To the author's knowledge, this is the first report demonstrating the safety and efficacy of concurrent sunitinib and radiotherapy. Sunitinib can be safely integrated into dose-intense protocols of image-guided radiotherapy at doses up to 37.5 mg. In contrast to a larger published experience with bevacizumab and radiotherapy, which suggests an increase in necrosis and fistula formation, there is no evidence of potentiation of radiation toxicity in this study. Conversely, concurrent radiotherapy appears to limit the tolerability of full dose sunitinib. Five dose-limiting toxicities occurred in 3 heavily pretreated patients who received liver radiotherapy. Grade 4 thrombocytopenia, grade 4 lymphopenia, grade 4 anemia, and protracted grade 3 nausea are uncommon with full dose sunitinib alone. Taking into account volume of bone marrow irradiated, combined sunitinib appears to decrease white blood cells, platelets, neutrophils, and monocytes compared with radiation alone (unpublished data). Although the specific mechanism for these physiological changes is not currently known, large volume liver irradiation may decrease metabolism of sunitinib. Therefore, the recommended phase 2 dose of sunitinib with concurrent radiotherapy is 37.5 mg. Patients with liver PTVs measuring >6 cm will be ineligible for a phase 2 trial. This study provides proof of principle that patients with oligometastases may an appropriate population to study the interaction between radiation and promising biological therapies, particularly agents with efficacy across various histologies.
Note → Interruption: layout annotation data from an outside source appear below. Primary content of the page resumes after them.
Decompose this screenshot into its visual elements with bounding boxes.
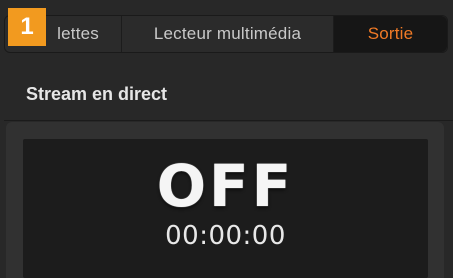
tab-bar: lettes Lecteur multimédia Sortie <box>4 15 448 53</box>
tab-media-player[interactable]: Lecteur multimédia <box>121 16 334 52</box>
tab-output[interactable]: Sortie <box>334 16 447 52</box>
live-stream-panel: 1 lettes Lecteur multimédia Sortie Strea… <box>0 0 453 278</box>
divider <box>4 120 453 121</box>
stream-timer: 00:00:00 <box>165 221 286 251</box>
section-title: Stream en direct <box>26 84 168 104</box>
step-number-badge: 1 <box>8 8 46 46</box>
stream-status-display[interactable]: OFF 00:00:00 <box>23 139 428 278</box>
stream-status-text: OFF <box>156 152 295 220</box>
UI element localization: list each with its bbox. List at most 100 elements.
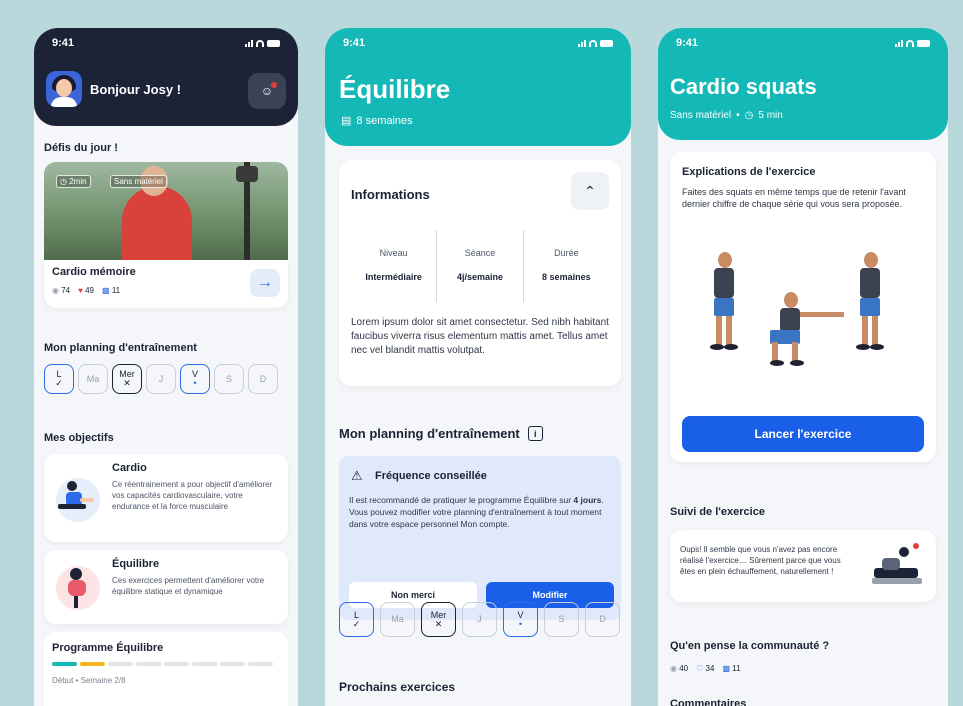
suivi-card: Oups! Il semble que vous n'avez pas enco… xyxy=(670,530,936,602)
program-duration: ▤ 8 semaines xyxy=(341,114,413,128)
day-mer[interactable]: Mer ✕ xyxy=(421,602,456,637)
day-s[interactable]: S xyxy=(214,364,244,394)
objective-title: Équilibre xyxy=(112,558,160,570)
info-card: Informations ⌃ Niveau Intermédiaire Séanc… xyxy=(339,160,621,386)
comments-title: Commentaires xyxy=(670,698,747,706)
frequency-panel: ⚠ Fréquence conseillée Il est recommandé… xyxy=(339,456,621,620)
day-j[interactable]: J xyxy=(146,364,176,394)
eye-icon: ◉ xyxy=(670,664,677,673)
day-l[interactable]: L ✓ xyxy=(44,364,74,394)
info-title: Informations xyxy=(351,187,430,202)
info-col-niveau: Niveau Intermédiaire xyxy=(365,248,422,282)
objectifs-title: Mes objectifs xyxy=(44,432,114,444)
program-week: Début • Semaine 2/8 xyxy=(52,676,126,685)
exercise-meta: Sans matériel • ◷ 5 min xyxy=(670,110,783,121)
day-l[interactable]: L ✓ xyxy=(339,602,374,637)
community-stats: ◉ 40 ♡ 34 ▩ 11 xyxy=(670,664,741,673)
likes-stat: ♥ 49 xyxy=(78,286,95,295)
heart-icon: ♥ xyxy=(78,286,83,295)
collapse-button[interactable]: ⌃ xyxy=(571,172,609,210)
eye-icon: ◉ xyxy=(52,286,59,295)
challenge-card[interactable]: Cardio mémoire ◉ 74 ♥ 49 ▩ 11 → xyxy=(44,260,288,308)
info-col-duree: Durée 8 semaines xyxy=(522,230,609,302)
objective-card-equilibre[interactable]: Équilibre Ces exercices permettent d'amé… xyxy=(44,550,288,624)
wifi-icon xyxy=(256,39,264,47)
day-ma[interactable]: Ma xyxy=(380,602,415,637)
status-time: 9:41 xyxy=(52,37,75,49)
clock-icon: ◷ xyxy=(744,110,754,121)
wifi-icon xyxy=(906,39,914,47)
hero-image[interactable]: ◷ 2min Sans matériel xyxy=(44,162,288,262)
info-col-seance: Séance 4j/semaine xyxy=(436,230,522,302)
program-screen: 9:41 Équilibre ▤ 8 semaines Informations … xyxy=(325,28,631,706)
frequency-text: Il est recommandé de pratiquer le progra… xyxy=(349,495,604,529)
suivi-title: Suivi de l'exercice xyxy=(670,506,765,518)
comments-stat[interactable]: ▩ 11 xyxy=(722,664,740,673)
status-time: 9:41 xyxy=(343,37,366,49)
program-header: 9:41 Équilibre ▤ 8 semaines xyxy=(325,28,631,146)
signal-icon xyxy=(578,39,586,47)
exercise-screen: 9:41 Cardio squats Sans matériel • ◷ 5 min … xyxy=(658,28,948,706)
day-v[interactable]: V • xyxy=(180,364,210,394)
program-progress xyxy=(52,662,273,666)
cross-icon: ✕ xyxy=(434,618,443,629)
chevron-up-icon: ⌃ xyxy=(584,182,596,199)
day-mer[interactable]: Mer ✕ xyxy=(112,364,142,394)
planning-title: Mon planning d'entraînement xyxy=(44,342,197,354)
current-dot-icon: • xyxy=(518,618,523,629)
open-challenge-button[interactable]: → xyxy=(250,269,280,297)
equipment-tag: Sans matériel xyxy=(110,175,167,188)
explanation-title: Explications de l'exercice xyxy=(682,166,816,178)
explanation-card: Explications de l'exercice Faites des sq… xyxy=(670,152,936,462)
defis-title: Défis du jour ! xyxy=(44,142,118,154)
duration-tag: ◷ 2min xyxy=(56,175,91,188)
program-card[interactable]: Programme Équilibre Début • Semaine 2/8 xyxy=(44,632,288,706)
week-days: L ✓ Ma Mer ✕ J V • S D xyxy=(339,602,620,637)
heart-icon: ♡ xyxy=(696,664,704,673)
calendar-icon: ▤ xyxy=(341,115,352,127)
warmup-illustration xyxy=(872,543,922,584)
avatar[interactable] xyxy=(46,71,82,107)
exercise-title: Cardio squats xyxy=(670,74,817,99)
cardio-illustration xyxy=(56,478,100,522)
info-icon[interactable]: i xyxy=(527,426,543,441)
objective-desc: Ces exercices permettent d'améliorer vot… xyxy=(112,576,265,596)
balance-illustration xyxy=(56,566,100,610)
profile-button[interactable]: ☺ xyxy=(248,73,286,109)
battery-icon xyxy=(267,39,280,47)
day-v[interactable]: V • xyxy=(503,602,538,637)
explanation-text: Faites des squats en même temps que de r… xyxy=(682,187,906,209)
status-time: 9:41 xyxy=(676,37,699,49)
objective-desc: Ce réentrainement a pour objectif d'amél… xyxy=(112,480,273,511)
warning-icon: ⚠ xyxy=(351,468,363,483)
check-icon: ✓ xyxy=(352,618,361,629)
day-ma[interactable]: Ma xyxy=(78,364,108,394)
exercise-header: 9:41 Cardio squats Sans matériel • ◷ 5 min xyxy=(658,28,948,140)
comments-stat: ▩ 11 xyxy=(102,286,121,295)
battery-icon xyxy=(917,39,930,47)
battery-icon xyxy=(600,39,613,47)
objective-title: Cardio xyxy=(112,462,147,474)
status-bar: 9:41 xyxy=(34,28,298,58)
program-title: Équilibre xyxy=(339,74,451,104)
check-icon: ✓ xyxy=(55,378,63,388)
objective-card-cardio[interactable]: Cardio Ce réentrainement a pour objectif… xyxy=(44,454,288,542)
launch-exercise-button[interactable]: Lancer l'exercice xyxy=(682,416,924,452)
info-text: Lorem ipsum dolor sit amet consectetur. … xyxy=(351,317,609,356)
next-exercises-title: Prochains exercices xyxy=(339,680,456,694)
wifi-icon xyxy=(589,39,597,47)
cross-icon: ✕ xyxy=(123,378,131,388)
likes-stat[interactable]: ♡ 34 xyxy=(696,664,714,673)
status-bar: 9:41 xyxy=(658,28,948,58)
day-j[interactable]: J xyxy=(462,602,497,637)
day-s[interactable]: S xyxy=(544,602,579,637)
day-d[interactable]: D xyxy=(585,602,620,637)
challenge-title: Cardio mémoire xyxy=(52,266,136,278)
community-title: Qu'en pense la communauté ? xyxy=(670,640,830,652)
status-bar: 9:41 xyxy=(325,28,631,58)
challenge-stats: ◉ 74 ♥ 49 ▩ 11 xyxy=(52,286,120,295)
current-dot-icon: • xyxy=(193,378,197,388)
day-d[interactable]: D xyxy=(248,364,278,394)
info-columns: Niveau Intermédiaire Séance 4j/semaine Dur… xyxy=(351,230,609,302)
notification-dot xyxy=(271,82,277,88)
Although not the primary endpoint, this trial provides evidence of significant clinical activity of combined sunitinib and radiotherapy. At the very least, the response rates seem favorable compared with systemic therapy alone, even when factoring in progression outside of the high dose radiation field. Durable complete responses were noted in historically treatment refractory histologies including pancreatic adenocarcinoma, malignant melanoma, hepatocellular carcinoma, and head and neck squamous cell carcinoma, suggesting possible clinical benefit. Furthermore, this regimen resulted in complete responses in patients with prostate adenocarcinoma and colorectal adenocarcinoma and local complete responses in leiomyosarcoma, nonsmall cell lung cancer, and renal cell carcinoma. These major responses in a variety of histologies lend support to continuing this study as a multi-institutional phase 2 trial.
Supported in part by the Mount Sinai School of Medicine Department of Radiation Oncology and Pfizer. The study was investigator-initiated and partly supported by Pfizer through a grant covering data management, administrative support and regulatory costs.